Dr. A. Raman writes from New South Wales that the Madras naturalist who wanted Carnegie to bring him two orang-outangs (Miscellany, November 16th could well have been Surgeon George Bidie who was in charge of the Museum (1872-85) and, additionally, in charge of the Zoo. Bidie, however, it must be recorded, was a flora man and the Museum owes its botanical collection and the exotic trees in its garden to him. His successor, Dr. Edgar Thurston, the anthropologist, was the fauna man. Reader Raman adds that Sally Walker in an article titled `Zoological gardens in India' in Zoo and aquarium history: Ancient collections in zoological gardens edited by Vernon N. Kisling Jr., states that Balfour's collection in the Museum (Miscellany, September 7th started with the donation by the Nawab of the Carnatic of his entire collection. That collection was the nucleus of the Zoo which opened in People's Park in 1855 and which had, according to the 1876 Guide to People's Park, Madras, “a large, dark, male orangoutan, a female Asiatic two-horned rhinoceros, a male Malayan tapir and two great black-headed gulls (“rare in menageries,” according to Flower).

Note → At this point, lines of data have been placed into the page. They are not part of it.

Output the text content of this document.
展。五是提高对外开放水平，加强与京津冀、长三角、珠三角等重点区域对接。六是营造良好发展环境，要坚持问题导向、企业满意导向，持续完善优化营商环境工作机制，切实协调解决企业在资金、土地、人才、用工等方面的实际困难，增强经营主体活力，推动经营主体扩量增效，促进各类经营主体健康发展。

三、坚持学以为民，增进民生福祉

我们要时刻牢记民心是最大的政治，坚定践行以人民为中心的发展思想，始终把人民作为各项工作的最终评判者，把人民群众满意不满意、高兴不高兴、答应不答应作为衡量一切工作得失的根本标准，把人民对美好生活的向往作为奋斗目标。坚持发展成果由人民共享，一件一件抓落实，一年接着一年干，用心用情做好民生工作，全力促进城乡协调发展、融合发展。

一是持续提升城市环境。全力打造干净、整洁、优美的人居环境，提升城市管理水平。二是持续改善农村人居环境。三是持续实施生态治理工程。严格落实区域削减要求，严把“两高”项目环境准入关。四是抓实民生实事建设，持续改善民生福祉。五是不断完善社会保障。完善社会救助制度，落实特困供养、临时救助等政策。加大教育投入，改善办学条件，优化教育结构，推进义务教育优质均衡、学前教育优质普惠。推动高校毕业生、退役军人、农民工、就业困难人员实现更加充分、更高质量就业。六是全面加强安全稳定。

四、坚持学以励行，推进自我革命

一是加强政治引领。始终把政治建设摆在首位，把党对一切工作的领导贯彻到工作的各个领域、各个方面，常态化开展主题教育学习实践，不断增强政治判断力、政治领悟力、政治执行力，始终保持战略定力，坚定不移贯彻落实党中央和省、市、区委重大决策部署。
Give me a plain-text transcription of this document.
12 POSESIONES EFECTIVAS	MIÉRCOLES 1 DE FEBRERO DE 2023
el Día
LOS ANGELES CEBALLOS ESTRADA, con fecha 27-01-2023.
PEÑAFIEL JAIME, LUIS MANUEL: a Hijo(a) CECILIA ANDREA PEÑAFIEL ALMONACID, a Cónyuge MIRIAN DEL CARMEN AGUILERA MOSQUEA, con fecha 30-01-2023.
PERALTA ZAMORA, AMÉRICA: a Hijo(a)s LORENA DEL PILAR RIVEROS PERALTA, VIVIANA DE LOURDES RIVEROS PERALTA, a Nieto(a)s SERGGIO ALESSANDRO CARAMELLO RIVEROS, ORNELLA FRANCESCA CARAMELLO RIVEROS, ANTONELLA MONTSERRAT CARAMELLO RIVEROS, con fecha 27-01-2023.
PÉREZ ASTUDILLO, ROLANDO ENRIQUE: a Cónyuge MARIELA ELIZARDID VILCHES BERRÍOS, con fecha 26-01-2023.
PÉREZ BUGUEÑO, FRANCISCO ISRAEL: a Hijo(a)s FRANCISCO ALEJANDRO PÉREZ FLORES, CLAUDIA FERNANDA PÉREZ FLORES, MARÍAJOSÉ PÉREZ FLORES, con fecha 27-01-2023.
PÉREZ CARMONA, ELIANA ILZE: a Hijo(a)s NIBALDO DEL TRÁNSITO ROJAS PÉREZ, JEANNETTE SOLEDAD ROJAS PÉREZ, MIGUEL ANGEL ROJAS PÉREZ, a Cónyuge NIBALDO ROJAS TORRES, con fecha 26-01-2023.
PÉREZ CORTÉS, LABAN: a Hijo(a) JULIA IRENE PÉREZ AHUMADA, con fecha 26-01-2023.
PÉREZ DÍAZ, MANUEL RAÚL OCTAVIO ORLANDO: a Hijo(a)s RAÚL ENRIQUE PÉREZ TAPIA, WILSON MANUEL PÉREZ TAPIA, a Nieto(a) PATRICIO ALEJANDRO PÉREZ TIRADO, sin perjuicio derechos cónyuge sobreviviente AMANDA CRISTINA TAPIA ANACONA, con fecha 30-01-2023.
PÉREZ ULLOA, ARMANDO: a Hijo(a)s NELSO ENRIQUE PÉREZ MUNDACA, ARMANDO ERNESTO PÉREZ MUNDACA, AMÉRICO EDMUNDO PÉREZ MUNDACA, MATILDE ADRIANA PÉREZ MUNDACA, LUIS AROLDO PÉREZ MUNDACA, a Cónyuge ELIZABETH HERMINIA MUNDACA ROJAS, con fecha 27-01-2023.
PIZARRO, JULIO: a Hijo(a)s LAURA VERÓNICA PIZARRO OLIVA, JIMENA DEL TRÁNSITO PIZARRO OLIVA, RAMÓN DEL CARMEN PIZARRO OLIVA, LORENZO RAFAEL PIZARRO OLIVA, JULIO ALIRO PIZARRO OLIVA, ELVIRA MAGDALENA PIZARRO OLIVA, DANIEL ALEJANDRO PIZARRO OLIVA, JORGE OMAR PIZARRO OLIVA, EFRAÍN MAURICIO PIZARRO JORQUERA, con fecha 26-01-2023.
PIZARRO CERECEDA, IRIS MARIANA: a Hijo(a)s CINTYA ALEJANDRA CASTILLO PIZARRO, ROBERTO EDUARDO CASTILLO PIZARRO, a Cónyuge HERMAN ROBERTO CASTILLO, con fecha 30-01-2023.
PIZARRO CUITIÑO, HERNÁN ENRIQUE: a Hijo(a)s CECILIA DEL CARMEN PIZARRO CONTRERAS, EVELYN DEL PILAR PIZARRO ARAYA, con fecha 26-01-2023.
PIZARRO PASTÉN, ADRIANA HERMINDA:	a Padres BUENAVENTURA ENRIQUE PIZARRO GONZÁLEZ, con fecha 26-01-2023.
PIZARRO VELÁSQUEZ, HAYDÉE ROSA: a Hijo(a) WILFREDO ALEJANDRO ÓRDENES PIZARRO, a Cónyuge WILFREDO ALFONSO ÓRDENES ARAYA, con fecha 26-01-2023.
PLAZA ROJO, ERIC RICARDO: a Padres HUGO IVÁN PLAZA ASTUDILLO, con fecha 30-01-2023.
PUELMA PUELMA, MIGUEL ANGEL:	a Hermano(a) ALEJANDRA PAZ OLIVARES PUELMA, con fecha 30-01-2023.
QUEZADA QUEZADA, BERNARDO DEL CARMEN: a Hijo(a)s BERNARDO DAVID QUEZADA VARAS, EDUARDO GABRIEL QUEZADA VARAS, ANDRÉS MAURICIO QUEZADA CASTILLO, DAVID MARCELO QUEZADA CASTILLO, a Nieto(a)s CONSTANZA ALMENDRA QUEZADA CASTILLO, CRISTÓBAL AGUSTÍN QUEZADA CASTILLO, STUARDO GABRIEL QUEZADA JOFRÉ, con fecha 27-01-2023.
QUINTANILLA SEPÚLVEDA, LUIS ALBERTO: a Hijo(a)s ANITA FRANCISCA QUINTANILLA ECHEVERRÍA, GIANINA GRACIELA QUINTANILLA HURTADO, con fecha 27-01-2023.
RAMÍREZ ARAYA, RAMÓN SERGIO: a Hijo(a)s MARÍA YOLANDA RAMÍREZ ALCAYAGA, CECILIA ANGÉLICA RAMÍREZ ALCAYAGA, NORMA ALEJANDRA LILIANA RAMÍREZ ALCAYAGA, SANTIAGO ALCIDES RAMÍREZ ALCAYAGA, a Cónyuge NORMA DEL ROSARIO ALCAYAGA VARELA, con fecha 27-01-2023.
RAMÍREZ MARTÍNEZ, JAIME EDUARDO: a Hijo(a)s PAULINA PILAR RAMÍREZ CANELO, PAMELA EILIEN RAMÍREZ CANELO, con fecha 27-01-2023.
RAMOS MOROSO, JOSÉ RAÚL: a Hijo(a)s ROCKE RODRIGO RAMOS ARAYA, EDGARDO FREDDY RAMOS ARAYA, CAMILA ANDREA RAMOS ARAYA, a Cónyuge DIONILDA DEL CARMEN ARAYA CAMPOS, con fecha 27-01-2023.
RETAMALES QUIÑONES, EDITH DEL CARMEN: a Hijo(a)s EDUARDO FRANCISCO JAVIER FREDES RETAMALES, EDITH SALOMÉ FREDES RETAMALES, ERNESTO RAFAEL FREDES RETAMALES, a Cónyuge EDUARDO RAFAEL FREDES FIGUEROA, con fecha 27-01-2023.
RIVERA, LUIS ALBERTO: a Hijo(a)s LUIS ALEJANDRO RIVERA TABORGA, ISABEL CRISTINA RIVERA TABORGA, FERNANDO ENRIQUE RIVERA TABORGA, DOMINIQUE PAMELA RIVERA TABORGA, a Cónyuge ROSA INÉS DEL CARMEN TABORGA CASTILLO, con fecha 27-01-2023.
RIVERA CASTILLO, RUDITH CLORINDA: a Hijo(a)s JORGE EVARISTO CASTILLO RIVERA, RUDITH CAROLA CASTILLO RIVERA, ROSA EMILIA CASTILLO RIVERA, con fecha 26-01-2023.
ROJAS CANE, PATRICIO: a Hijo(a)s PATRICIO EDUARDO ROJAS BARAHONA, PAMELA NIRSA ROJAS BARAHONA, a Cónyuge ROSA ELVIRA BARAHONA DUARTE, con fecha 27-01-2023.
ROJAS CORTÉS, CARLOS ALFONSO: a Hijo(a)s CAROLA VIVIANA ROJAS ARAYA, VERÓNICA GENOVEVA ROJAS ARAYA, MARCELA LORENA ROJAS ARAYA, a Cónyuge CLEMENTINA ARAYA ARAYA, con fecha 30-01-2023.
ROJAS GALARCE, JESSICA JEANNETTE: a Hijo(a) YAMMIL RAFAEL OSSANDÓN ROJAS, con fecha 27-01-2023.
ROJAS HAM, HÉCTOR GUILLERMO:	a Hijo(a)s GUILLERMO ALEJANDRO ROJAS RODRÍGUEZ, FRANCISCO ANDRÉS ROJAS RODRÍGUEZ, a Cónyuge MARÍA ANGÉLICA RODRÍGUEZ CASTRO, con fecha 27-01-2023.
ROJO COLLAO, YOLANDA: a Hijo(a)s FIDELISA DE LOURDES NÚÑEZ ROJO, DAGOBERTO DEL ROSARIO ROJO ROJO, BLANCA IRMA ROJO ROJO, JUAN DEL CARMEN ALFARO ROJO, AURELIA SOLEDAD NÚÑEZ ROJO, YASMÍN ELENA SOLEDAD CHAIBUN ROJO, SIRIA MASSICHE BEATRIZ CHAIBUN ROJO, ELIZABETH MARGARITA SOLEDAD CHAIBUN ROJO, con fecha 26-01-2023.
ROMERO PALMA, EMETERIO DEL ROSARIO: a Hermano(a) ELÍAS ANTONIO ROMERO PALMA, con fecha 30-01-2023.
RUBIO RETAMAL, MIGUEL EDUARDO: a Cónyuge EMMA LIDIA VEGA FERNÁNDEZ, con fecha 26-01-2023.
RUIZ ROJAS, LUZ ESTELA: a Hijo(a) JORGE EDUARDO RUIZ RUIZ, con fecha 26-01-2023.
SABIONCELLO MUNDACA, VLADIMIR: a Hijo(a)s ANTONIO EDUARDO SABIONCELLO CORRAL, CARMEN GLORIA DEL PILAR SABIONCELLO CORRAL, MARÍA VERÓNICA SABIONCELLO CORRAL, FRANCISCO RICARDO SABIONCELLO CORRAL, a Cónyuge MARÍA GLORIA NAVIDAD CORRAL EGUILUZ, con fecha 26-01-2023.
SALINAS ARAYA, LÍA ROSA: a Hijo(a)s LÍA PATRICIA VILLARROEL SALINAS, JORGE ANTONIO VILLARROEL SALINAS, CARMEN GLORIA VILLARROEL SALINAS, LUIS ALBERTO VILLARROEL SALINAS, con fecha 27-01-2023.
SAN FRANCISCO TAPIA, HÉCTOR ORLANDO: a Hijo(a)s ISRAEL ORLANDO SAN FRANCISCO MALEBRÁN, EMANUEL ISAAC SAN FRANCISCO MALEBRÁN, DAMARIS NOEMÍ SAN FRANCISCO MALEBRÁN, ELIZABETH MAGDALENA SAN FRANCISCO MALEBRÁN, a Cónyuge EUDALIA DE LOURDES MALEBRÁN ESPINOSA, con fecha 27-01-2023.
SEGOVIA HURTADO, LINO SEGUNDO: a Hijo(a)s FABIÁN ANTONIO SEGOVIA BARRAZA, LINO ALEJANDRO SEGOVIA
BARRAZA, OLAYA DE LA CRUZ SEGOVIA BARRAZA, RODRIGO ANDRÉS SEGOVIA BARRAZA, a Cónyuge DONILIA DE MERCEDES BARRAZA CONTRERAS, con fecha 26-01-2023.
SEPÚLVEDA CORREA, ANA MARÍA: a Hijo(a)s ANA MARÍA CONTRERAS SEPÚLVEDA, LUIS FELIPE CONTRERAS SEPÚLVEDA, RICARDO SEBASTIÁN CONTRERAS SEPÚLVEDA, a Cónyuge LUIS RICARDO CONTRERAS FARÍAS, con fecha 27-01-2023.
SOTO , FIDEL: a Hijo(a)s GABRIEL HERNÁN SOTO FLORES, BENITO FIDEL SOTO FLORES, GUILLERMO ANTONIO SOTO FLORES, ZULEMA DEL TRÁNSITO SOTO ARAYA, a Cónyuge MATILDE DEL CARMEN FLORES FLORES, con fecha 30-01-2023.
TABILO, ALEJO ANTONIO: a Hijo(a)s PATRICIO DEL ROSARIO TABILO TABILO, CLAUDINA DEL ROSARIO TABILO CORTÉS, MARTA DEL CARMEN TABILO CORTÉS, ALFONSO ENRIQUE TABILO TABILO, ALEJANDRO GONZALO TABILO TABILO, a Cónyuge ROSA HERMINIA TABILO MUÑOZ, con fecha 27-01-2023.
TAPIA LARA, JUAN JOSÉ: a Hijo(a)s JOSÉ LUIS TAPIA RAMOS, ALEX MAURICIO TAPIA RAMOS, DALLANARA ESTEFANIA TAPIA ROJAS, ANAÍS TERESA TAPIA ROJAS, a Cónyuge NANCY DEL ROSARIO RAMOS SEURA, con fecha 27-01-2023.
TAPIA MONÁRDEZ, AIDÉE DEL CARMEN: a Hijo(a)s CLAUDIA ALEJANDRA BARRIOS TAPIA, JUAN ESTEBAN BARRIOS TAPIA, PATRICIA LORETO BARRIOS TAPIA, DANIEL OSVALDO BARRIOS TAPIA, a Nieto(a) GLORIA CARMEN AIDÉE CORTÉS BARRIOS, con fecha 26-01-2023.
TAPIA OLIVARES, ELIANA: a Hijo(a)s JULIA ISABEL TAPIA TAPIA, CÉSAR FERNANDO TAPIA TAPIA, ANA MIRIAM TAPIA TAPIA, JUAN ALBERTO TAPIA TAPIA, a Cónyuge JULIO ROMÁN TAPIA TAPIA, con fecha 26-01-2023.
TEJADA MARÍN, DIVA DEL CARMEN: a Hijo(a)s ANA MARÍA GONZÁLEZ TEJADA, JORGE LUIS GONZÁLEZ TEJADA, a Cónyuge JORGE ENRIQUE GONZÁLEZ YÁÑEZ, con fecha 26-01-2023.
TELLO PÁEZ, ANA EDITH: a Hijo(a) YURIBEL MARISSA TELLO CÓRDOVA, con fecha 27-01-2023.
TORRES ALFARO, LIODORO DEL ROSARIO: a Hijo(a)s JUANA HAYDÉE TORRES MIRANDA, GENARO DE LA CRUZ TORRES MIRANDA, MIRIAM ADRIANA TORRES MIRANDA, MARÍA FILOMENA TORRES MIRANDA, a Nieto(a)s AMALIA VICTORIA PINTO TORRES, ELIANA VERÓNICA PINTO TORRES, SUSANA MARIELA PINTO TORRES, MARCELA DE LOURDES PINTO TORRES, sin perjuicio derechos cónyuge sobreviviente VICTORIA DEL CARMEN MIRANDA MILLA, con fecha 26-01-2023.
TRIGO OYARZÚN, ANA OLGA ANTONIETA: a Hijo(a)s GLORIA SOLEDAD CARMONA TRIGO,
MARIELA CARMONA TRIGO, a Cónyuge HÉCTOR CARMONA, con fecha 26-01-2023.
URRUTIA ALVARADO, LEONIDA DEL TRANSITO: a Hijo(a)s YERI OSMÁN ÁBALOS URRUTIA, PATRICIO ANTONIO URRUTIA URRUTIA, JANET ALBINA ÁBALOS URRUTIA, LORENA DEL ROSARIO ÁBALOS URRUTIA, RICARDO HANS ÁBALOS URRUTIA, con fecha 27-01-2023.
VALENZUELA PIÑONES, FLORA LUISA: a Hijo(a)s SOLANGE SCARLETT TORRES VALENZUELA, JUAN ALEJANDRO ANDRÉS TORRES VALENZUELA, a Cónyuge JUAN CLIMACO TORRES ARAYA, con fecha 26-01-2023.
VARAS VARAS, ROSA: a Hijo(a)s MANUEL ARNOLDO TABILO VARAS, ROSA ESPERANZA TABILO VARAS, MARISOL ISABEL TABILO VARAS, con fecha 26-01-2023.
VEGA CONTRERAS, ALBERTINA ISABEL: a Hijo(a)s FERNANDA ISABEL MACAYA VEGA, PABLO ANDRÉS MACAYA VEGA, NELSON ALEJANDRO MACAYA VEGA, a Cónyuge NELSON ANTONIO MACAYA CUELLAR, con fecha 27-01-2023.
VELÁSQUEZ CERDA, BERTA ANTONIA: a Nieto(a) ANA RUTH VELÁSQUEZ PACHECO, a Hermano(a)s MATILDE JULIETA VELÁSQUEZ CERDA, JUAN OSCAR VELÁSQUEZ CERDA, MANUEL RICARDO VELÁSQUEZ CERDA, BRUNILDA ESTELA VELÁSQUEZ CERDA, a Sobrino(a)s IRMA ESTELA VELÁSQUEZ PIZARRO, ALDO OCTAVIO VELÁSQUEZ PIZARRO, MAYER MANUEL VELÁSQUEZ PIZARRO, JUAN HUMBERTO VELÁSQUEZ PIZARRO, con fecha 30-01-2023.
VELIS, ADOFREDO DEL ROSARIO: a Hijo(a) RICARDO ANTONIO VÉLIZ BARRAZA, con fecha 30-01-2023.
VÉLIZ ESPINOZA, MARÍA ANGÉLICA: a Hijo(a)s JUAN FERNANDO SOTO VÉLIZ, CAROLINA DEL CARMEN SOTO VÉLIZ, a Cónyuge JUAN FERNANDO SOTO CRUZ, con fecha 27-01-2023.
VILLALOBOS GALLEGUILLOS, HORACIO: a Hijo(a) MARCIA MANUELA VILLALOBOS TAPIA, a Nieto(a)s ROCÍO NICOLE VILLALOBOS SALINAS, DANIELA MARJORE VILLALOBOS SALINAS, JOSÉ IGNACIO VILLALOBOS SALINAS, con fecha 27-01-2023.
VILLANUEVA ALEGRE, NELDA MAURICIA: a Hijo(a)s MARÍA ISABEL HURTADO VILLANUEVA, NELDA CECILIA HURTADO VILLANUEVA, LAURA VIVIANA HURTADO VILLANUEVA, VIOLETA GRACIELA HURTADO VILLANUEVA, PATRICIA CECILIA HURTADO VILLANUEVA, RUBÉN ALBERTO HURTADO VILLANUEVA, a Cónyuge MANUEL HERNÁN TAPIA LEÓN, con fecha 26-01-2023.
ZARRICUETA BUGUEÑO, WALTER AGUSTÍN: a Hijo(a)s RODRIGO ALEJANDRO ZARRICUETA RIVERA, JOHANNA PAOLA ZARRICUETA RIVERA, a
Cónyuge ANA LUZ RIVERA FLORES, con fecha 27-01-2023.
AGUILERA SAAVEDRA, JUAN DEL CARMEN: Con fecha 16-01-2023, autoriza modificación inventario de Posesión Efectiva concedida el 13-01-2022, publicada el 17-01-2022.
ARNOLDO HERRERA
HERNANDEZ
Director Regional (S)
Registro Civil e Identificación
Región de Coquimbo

Offering a possible explanation for the `Ukant' in the `Ukantaatchi' name (Miscellany, November 1st is reader R.T. Chari who wonders whether it might not derive from the Tamil word ukantha “conveying the meaning proper/apt/appropriate/selected etc., which might make `Ukantaachi' a kind of manager/commander “who ensures discipline while at the same time caring for the welfare of subordinates.” Reader Chari wants me to ponder over whether his view is correct. Far be it, reader Chari, for me to comment on this; I'll leave it the experts and researcher Simon Schmidt who started it all.

Reader S.V. Ramachandran tells me that anyone interested in seeing copies of The Indian Review ( Miscellany, July 9, 2007) might find them in the Ranade Library in Luz, if access to them is given. His father, S.R. Venkataraman, who at one time was President of the Servants of India Society, had a good home library in which The Indian Review was a valued collection. When he passed away, the family donated many of his books and the Indian Reviews to the Ranade Library.